Making the decision to have a child – it’s momentous. It is to decide forever to have your heart go walking around outside your body. ~ Elizabeth Stone

Tuesday, April 30, 2013

The croup and other happenings...

This is just a small update to follow up on the croup. Elijah is doing much, much better. His cough is almost gone and he is returning to his happy little self. If anything positive came out of all of this it would be that during our brief stint at CHLA he was monitored constantly. His pulse ox was in the mid 80's just like it should have been. During his last several cardiologist visits his numbers were in the 70's. This was causing some concern, although they only measured him for a few minutes at a time.

Noah was sick as well and is still coughing, but I have a gut feeling he is a little asthmatic. I'm going to give him a few more days and if it doesn't improve I will take him to the doctor.

Our niece, who has been living with us for the past few months and helping take care of Elijah, moved out last week. I am very excited for her and her future. She has an internship at a hospital to be a surgical tech. She is so very talented and will do so well!  Our house feels oddly quiet now with her gone and I realized that this is our opportunity to figure out who we are as family of four, instead of three. We have yet to do that.  

Once she moved out, I realized that this is the first time in over a year that our little family has lived in our house alone for any significant period of time.
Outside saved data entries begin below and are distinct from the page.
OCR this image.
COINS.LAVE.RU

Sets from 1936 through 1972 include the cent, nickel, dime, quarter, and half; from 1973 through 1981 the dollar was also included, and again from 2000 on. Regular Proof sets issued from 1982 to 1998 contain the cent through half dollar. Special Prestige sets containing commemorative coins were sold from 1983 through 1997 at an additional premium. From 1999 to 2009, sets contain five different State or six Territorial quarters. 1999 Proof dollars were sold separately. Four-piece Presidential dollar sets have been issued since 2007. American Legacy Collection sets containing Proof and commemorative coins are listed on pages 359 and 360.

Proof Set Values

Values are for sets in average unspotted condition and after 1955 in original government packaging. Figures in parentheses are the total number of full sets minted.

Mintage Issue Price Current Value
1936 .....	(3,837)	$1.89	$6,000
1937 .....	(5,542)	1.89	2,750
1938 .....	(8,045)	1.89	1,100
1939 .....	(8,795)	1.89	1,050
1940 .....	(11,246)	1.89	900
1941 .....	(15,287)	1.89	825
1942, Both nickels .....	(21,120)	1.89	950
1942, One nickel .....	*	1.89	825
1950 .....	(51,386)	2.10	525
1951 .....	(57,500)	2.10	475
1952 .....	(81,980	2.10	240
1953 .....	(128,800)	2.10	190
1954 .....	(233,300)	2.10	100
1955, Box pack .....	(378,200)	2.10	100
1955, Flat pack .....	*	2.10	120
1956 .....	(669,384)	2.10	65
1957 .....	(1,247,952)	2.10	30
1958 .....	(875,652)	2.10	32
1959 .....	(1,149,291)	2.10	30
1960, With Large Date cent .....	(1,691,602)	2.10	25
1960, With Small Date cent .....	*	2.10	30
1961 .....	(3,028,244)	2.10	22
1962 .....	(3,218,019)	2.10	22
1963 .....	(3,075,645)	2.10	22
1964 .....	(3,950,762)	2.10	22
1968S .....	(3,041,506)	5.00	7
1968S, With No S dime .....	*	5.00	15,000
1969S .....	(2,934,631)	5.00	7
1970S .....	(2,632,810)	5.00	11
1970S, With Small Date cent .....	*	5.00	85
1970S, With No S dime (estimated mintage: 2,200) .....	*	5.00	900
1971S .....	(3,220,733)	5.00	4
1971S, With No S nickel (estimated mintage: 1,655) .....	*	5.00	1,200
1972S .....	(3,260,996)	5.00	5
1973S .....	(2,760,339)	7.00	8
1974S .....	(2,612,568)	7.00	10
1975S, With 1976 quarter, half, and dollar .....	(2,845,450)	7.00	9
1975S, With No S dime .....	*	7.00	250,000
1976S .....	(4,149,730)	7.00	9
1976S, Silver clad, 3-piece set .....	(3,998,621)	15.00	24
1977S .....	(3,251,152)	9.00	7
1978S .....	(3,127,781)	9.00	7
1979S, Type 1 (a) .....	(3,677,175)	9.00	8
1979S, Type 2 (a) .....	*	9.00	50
We have been incredibly blessed to have such giving family members who love our babies and are willing to sacrifice their time to care for them. These people have been integral to both Elijah’s physical health, as well as my mental health. A parent at work asked me about Elijah today and expressed the frustration I must feel and the "why me" attitude I must experience. I told her that I suppose it was better that I have a child with severe medical needs rather than someone else, not because I am super woman, but because I have the family and the friends and the general support structure to make this work and to make it okay. I will be forevery grateful to everyone who has stood by our side and continues to support us through this journey.